Using the memorials from the old chapel as foundations, a new chapel was built in a Modernist style in 1963. In 1970 the building was made a Grade II* listed building.

The Order of the Garter banner of Field marshal Harold Alexander, 1st Earl Alexander of Tunis was transferred from St George's Chapel, Windsor Castle to the Guards' Chapel following his death in 1969. A statue of him stands nearby.

==Memorial garden==
The Flanders Fields Memorial Garden, dedicated to the memory of Guardsmen lost in the First World War, was opened by Queen Elizabeth II in 2014 and occupies land next to the chapel.

==Music==
In the 1970s an organ was installed by the firm of Hill, Norman and Beard using material from an instrument at Glyndebourne as well as new pipework.
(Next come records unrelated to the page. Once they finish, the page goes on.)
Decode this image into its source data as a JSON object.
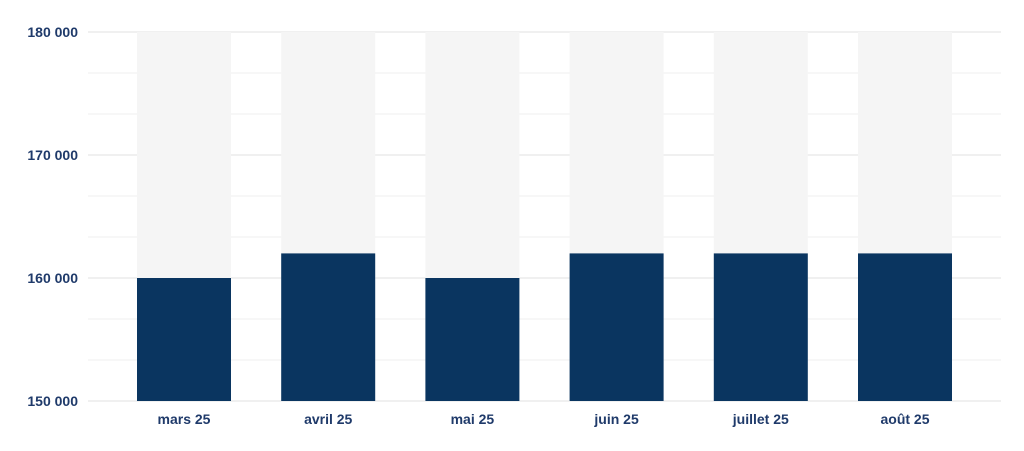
{
  "chart_data": {
    "type": "bar",
    "categories": [
      "mars 25",
      "avril 25",
      "mai 25",
      "juin 25",
      "juillet 25",
      "août 25"
    ],
    "values": [
      160000,
      162000,
      160000,
      162000,
      162000,
      162000
    ],
    "ylim": [
      150000,
      180000
    ],
    "yticks": [
      150000,
      160000,
      170000,
      180000
    ],
    "ytick_labels": [
      "150 000",
      "160 000",
      "170 000",
      "180 000"
    ],
    "grid": true,
    "bar_color": "#0a3560",
    "bar_background_color": "#f5f5f5",
    "label_color": "#1f3a6a"
  }
}
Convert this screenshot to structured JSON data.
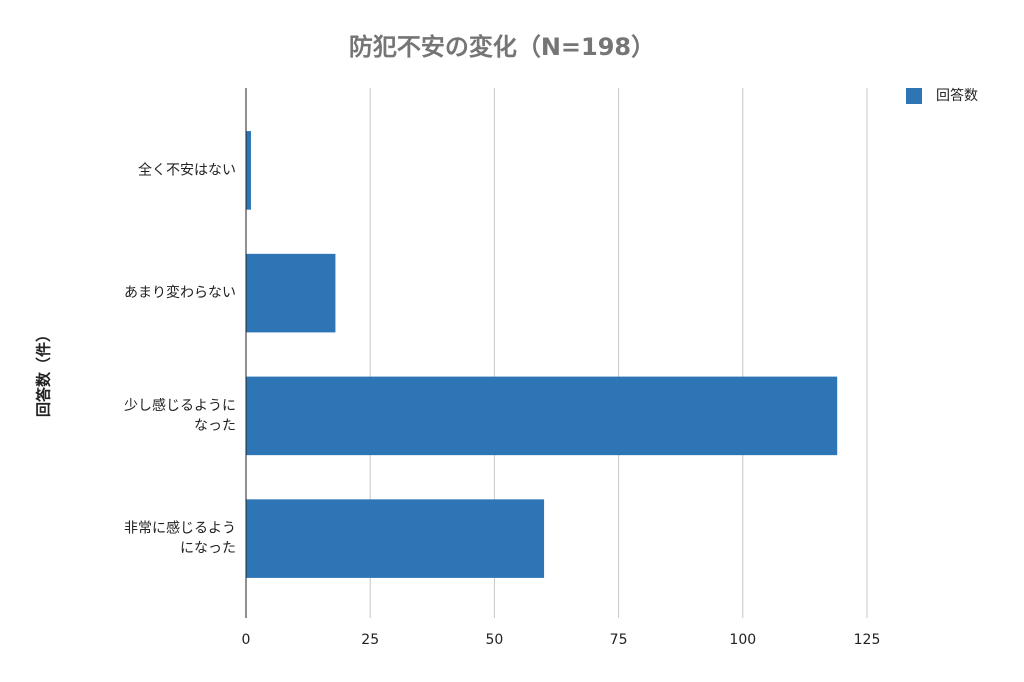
{
  "chart_data": {
    "type": "bar",
    "orientation": "horizontal",
    "title": "防犯不安の変化（N=198）",
    "y_label": "回答数（件）",
    "categories": [
      "全く不安はない",
      "あまり変わらない",
      "少し感じるようになった",
      "非常に感じるようになった"
    ],
    "series": [
      {
        "name": "回答数",
        "color": "#2e75b6",
        "values": [
          1,
          18,
          119,
          60
        ]
      }
    ],
    "xlim": [
      0,
      125
    ],
    "xticks": [
      0,
      25,
      50,
      75,
      100,
      125
    ],
    "grid": true,
    "legend": "top-right"
  }
}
In addition to leading congregational singing, the organ accompanies the Chapel’s professional choir and works alongside military bands/ensembles. With the passing of time, it was decided that the organ was struggling to meet the demands placed on it, and in the 21st century the chapel commissioned a new organ from Harrison and Harrison.

On the last Tuesday of each month, except in August, the chapel hosts a free 45-minute lunchtime concert featuring a wide variety of music.